NPR like every media
outlet today is just like other networks except stylistically it is
not as overwhelmingly boring and stupid as the cable channels and
makes an attempt to show a bit more nuance—they will go a bit more
in depth about the media Narrative but almost only interview and talk
to members of the ruling class or those who work directly for them.
You will never hear anything about positive reforms that have
happened over the decades in other industrialized countries like
universal medical care, family leave, free or low-cost education,
much lower crime rates and levels of incarceration, and lower levels
of violence particularly in the relationship between police and
citizens. You will never hear about the extraordinary corruption of
the military-industrial-complex, or the cruel brutality of the US.
military that has destroyed major sections of the MENA region. You
never hear anything but a one-sided account of Cold War II which we
are now in the midst of not because there is any real conflict but
because the State requires conflict to maintain power and money going
into the most corrupt sector of our society—the military. You never
hear anything positive about about any country designated as an
“enemy” by the National Security State.
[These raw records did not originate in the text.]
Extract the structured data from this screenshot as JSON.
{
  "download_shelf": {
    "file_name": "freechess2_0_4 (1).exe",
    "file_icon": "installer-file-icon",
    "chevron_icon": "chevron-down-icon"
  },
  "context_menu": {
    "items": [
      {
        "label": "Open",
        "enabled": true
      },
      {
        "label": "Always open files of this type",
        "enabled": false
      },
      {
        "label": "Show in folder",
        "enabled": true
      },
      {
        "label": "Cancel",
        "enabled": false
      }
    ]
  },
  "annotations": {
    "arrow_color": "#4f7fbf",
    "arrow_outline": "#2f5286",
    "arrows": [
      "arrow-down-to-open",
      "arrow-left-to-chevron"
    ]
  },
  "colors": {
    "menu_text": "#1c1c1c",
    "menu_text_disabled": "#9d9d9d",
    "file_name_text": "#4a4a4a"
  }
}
NPR is a propaganda
agency like other specifically engineered for the upper-middle class
and up demographic.
I don’t blame NPR
for this—they were just doing what any industry would do to keep
themselves in business—I blame the chumps who funded and still fund
this company—stop it right now people. Public TV also has gone
through a similar change and, again, the fault lies with the audience
of self-satisfied elitist professionals who are obsessed not with
justice or peace but safety and security and thus are now more
conservative than traditional conservatives such that the left,
basically Bernie Sanders voters, are further from power than they
were at any time since a legitimate left emerged towards the end of
the 19th century and the excesses of the Robber Barons.
Today’s Barons have nothing to fear from the left and NPR is one of
the chief tools keeping a legitimate left from emerging other than a
kind of cartoonish version of the left that is displayed by young
people’s obsession with gender, race and culture. This version has
no intellectual foundation other than the absurdity of a perversion
of post-modernism that is opposed to both dialogue and free-inquiry.